Back in town, artists from across the West and around the globe are responsible for the brightly painted murals decorating the walkable downtown, while its restaurants—including the family-style dining room of the legendary Star Hotel—showcase the region’s Basque culture. The superb California Trail Interpretive Center highlights the arduous journey through life-size dioramas and audio stories. Visitors can learn more about this authentic Western town and its surroundings at the Northeastern Nevada Museum, home to Shoshone baskets, mining artifacts, and one of the state’s largest taxidermied wild animal collections.
Spring in Yellowstone is a time of newly born bison and bear cubs, cascading waterfalls, and fewer crowds, and Cody—just 55 miles from the park’s east entrance—makes for the perfect base.

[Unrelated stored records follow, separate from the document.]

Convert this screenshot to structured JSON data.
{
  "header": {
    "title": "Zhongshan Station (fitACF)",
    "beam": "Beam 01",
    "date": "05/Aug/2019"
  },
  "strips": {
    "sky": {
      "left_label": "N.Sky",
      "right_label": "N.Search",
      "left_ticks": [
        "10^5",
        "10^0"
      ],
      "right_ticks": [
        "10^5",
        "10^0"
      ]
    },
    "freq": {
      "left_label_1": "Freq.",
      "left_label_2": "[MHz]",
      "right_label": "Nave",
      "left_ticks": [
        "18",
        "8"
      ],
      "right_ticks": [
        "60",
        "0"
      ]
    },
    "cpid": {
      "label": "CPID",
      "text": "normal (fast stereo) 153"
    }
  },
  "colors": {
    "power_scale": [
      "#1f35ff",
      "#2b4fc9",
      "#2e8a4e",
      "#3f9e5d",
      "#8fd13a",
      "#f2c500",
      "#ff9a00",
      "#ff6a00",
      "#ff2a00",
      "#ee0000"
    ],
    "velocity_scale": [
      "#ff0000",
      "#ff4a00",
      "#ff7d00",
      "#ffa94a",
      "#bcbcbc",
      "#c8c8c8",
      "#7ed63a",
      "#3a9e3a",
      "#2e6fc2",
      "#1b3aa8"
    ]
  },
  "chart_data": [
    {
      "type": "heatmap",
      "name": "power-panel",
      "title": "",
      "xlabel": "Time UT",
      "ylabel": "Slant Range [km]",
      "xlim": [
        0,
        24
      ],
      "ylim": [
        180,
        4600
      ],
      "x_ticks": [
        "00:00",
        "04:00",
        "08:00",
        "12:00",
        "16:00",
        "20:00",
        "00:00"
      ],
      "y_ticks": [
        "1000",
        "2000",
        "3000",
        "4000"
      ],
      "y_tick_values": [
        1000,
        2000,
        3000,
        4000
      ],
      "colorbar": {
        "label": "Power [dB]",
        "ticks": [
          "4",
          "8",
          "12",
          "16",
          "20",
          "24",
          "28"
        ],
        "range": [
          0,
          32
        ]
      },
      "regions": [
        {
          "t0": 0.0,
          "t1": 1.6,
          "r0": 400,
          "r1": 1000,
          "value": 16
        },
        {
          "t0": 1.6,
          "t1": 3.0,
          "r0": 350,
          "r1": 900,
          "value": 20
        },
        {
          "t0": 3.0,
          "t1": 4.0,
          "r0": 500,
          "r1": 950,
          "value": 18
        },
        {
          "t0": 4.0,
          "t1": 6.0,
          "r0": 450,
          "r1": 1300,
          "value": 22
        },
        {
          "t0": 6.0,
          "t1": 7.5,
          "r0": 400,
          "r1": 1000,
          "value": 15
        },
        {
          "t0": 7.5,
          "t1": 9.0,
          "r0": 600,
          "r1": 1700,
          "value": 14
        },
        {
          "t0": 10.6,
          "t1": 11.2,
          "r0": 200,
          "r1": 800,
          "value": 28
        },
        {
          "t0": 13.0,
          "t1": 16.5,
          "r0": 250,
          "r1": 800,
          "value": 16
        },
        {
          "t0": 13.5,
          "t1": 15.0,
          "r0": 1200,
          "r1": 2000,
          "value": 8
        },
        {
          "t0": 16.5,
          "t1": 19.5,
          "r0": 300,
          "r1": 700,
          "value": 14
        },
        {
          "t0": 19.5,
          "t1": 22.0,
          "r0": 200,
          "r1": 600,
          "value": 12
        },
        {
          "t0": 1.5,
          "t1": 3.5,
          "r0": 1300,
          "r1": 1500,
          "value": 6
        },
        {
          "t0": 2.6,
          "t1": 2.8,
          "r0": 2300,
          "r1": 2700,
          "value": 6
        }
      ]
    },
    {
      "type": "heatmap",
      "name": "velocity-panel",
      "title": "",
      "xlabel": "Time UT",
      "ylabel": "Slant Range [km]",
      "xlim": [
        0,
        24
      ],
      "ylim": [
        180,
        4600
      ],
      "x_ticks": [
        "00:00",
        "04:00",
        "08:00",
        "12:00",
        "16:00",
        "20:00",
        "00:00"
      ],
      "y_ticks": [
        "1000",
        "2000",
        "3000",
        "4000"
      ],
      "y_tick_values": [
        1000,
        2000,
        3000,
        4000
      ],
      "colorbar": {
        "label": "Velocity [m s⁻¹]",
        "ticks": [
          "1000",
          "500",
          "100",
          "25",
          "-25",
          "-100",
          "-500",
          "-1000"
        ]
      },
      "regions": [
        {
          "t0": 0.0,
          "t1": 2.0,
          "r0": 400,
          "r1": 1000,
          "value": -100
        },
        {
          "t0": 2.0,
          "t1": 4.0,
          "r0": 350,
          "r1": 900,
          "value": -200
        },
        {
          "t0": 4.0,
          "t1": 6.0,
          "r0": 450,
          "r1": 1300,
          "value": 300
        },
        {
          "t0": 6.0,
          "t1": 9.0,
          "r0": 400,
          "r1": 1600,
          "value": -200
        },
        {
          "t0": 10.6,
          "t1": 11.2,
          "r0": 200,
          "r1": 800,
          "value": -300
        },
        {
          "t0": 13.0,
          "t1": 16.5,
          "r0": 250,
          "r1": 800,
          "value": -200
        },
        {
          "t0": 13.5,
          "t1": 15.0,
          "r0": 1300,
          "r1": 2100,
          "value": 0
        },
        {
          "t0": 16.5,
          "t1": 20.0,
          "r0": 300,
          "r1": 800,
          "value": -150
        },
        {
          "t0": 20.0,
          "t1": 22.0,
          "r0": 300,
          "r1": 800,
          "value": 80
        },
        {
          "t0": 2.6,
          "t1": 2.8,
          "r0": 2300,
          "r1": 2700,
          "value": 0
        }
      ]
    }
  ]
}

Legendary showman and Pony Express rider “Buffalo Bill” Cody founded this richly colorful town in the late 19th century, and it’s been attracting visitors since. These days, you can dine on beef brisket and rib-eye sandwiches at the historic Irma Hotel, or peruse the five massive museums that make up the Buffalo Bill Center of the West. Here, you’ll find everything from the paintings of “Cowboy Artist” Charlie Russell to a series of Vans sneakers painted by artists from Montana’s St. Labre Indian School on view.
When you’re ready to explore the surrounding area, take the Buffalo Bill Cody Scenic Byway, which connects Cody and Yellowstone and travels 27.5 miles along the Shoshone River’s north fork and winds its way through forest, canyons, and open valleys. Don’t-miss stops include the steaming fumaroles of Colter’s Hell and Buffalo Bill Dam—considered an engineering marvel upon its 1910 completion.